To be fair, there are artists whose 15 minutes have lasted longer-decades longer-and who deserve greater opprobrium. Consider, for example, the painter Francesco Clemente, whose recent work is on display at the Chelsea branch of the Gagosian Gallery, and the photographer and filmmaker Larry Clark, who’s displaying just about anything he ever put his hand to at Luhring Augustine. Mr. Clemente depicts phantasmagorical narratives in a wan attempt to prove that incompetence can be chic. Mr. Clark indulges an extreme obsession with adolescence that you would think might earn him jail time. Both men find their navels eminently and infinitely fathomable. Mr. Clark, especially, can’t imagine a world that doesn’t revolve around his destructive appetites. He makes Mr. Clemente’s dour infantilism seem charming in comparison. Warhol, at this point, begins to look like an artist with a broad, humane vision.

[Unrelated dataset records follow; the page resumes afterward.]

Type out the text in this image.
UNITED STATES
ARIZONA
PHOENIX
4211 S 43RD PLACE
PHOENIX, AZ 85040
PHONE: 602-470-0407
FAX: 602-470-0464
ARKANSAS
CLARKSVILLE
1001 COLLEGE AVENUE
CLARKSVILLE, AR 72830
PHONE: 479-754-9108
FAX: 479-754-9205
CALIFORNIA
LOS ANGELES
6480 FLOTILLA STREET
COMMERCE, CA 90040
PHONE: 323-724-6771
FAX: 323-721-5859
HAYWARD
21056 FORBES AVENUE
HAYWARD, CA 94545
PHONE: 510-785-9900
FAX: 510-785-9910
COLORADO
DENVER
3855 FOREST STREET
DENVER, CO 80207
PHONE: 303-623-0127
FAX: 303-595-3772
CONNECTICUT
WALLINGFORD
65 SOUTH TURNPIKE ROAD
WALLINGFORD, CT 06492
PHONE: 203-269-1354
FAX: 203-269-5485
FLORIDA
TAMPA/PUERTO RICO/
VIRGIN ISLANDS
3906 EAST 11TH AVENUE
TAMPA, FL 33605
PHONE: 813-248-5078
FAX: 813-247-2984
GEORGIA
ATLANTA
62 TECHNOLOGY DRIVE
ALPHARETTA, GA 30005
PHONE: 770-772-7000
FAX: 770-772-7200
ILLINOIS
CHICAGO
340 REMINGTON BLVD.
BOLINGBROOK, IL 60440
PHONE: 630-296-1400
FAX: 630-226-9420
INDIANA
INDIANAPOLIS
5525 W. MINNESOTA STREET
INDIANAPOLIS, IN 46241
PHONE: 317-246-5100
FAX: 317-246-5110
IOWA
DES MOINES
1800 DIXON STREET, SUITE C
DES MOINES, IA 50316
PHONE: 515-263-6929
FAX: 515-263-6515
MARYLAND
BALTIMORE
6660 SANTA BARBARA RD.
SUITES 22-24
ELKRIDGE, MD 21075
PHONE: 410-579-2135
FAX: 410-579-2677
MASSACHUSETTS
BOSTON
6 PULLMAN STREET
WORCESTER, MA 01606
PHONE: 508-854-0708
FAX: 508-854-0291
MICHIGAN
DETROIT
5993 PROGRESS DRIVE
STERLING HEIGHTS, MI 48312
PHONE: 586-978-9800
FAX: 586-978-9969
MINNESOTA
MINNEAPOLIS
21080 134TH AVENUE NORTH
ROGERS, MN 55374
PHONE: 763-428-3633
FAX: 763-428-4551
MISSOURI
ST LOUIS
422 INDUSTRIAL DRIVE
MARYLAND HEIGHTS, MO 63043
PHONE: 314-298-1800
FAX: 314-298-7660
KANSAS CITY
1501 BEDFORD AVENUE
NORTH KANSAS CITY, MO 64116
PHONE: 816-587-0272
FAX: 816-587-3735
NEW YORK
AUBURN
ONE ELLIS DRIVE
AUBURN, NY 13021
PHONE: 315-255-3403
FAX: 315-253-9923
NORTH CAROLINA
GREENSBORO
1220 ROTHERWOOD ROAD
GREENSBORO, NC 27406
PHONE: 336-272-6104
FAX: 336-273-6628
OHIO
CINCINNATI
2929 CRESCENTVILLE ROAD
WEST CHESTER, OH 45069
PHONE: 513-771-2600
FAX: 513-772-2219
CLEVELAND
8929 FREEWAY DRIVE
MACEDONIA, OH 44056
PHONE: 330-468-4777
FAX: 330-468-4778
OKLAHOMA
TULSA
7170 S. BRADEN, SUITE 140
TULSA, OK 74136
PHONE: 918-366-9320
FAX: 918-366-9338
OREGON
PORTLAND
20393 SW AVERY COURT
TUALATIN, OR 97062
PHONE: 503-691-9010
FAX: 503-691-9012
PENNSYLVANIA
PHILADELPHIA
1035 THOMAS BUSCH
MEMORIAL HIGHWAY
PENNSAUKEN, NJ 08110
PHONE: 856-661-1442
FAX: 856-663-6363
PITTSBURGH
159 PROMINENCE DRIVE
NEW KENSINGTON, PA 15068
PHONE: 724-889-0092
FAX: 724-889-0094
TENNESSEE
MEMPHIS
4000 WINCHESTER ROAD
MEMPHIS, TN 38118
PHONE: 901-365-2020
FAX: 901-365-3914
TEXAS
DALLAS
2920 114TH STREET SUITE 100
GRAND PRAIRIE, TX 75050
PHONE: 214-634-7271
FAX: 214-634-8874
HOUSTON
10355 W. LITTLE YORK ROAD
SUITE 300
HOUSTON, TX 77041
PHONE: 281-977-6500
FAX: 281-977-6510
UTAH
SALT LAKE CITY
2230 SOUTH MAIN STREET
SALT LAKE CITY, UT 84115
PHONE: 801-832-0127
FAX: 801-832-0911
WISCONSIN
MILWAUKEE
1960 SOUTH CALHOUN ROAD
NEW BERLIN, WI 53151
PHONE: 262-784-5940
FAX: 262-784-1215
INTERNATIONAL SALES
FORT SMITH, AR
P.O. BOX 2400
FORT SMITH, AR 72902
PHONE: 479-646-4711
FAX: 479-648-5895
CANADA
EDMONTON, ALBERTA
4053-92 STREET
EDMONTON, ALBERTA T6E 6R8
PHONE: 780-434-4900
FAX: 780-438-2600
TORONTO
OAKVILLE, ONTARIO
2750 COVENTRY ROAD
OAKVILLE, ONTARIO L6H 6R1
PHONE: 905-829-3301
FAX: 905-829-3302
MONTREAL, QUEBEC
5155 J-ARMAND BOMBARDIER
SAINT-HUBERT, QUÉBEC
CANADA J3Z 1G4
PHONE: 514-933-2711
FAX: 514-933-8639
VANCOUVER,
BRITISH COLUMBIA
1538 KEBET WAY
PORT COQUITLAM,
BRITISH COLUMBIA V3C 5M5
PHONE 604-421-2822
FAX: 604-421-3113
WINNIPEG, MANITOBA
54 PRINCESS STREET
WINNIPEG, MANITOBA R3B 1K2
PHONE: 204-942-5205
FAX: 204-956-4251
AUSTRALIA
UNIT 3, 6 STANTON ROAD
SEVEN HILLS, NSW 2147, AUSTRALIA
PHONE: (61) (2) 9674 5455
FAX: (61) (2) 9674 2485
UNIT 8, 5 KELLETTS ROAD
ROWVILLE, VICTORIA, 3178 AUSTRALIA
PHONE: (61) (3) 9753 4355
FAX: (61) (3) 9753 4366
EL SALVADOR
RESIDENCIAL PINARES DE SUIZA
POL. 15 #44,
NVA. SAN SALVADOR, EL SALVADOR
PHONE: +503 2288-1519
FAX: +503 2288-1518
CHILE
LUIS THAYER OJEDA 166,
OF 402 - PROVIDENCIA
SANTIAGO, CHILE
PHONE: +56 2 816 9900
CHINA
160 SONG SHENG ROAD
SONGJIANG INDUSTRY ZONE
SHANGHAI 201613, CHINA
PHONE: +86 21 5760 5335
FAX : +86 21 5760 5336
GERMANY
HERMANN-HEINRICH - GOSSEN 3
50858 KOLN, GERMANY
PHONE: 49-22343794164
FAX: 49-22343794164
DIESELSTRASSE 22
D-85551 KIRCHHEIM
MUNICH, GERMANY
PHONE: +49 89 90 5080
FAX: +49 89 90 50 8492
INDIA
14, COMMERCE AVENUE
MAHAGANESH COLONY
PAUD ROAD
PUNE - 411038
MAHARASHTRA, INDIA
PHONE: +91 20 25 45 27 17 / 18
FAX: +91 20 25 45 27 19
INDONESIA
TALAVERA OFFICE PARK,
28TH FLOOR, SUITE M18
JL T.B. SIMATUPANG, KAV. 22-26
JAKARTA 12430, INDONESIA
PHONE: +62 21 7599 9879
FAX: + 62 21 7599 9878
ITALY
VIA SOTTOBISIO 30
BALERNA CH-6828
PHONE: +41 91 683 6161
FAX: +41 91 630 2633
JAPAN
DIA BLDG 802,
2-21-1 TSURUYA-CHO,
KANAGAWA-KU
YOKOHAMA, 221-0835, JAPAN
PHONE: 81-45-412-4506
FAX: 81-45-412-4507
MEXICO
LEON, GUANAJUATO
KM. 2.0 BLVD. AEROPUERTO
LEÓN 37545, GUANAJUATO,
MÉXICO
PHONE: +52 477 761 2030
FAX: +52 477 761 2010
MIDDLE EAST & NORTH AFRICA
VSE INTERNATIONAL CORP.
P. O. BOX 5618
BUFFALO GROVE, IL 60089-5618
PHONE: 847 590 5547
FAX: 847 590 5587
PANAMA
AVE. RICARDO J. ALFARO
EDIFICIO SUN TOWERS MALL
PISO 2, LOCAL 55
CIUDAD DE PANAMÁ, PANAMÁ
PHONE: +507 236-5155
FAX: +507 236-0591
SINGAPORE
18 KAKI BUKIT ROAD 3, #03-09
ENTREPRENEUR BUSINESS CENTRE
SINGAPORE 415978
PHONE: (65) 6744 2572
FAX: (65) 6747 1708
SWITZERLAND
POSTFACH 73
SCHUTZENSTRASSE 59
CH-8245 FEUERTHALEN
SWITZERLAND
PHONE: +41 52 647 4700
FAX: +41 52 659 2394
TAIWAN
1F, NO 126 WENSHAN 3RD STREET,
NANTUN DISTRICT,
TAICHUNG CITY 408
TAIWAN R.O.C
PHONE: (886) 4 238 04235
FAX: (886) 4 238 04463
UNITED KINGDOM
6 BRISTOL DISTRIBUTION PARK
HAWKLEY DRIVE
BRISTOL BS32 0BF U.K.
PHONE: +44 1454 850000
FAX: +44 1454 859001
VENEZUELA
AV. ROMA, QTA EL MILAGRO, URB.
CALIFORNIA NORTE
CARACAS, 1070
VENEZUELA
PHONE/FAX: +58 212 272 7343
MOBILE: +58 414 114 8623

He wasn’t, of course, and neither is Thomas Trosch, whose cartoonish paintings are on display at the Fredericks Freiser Gallery. I don’t mean to suggest that Mr. Trosch isn’t a good painter. He is , though the pictures won’t appeal to all tastes: They’re kitschy and garish, flamboyant and gross. Mr. Trosch likes to apply oils as if he were frosting a cake-or throwing a tantrum. Taste, both good and bad, turns out to be one of his subjects, along with conspicuous consumption, art and the conformity that fashion breeds.

The pictures are diorama-like scenes of white-bread beauties, dressed to the hilt, congregating aimlessly in rooms overhung with Abstract Expressionist paintings. Mr. Trosch’s style is a mannered hodgepodge of precedent, combining the stylish causticity of Florine Stettheimer, the offhand elegance of Cy Twombly, the clumpy figuration of Philip Guston and, in a couple of the new pictures, the overheated facture of Joan Mitchell. As a painter, Mr. Trosch gains in strength the more his sophistication is tested by a corrosive wit-he’s in love with high culture, but contemptuous of it, too. That he sees no dilemma in this dynamic gives the work its ease. That he knows the dynamic is problematic gives the work its edge. That he continues to find nuance within its silly and sloppy parameters is a sharp, sour surprise.

Francesco Clemente is at the Gagosian Gallery, 555 West 24th Street, until June 21; Larry Clark is at Luhring Augustine, 531 West 24th Street, until June 28; and Thomas Trosch: The Charming Mr. Tantalus is at the Fredericks Freiser Gallery, 504 West 22nd Street, until June 14.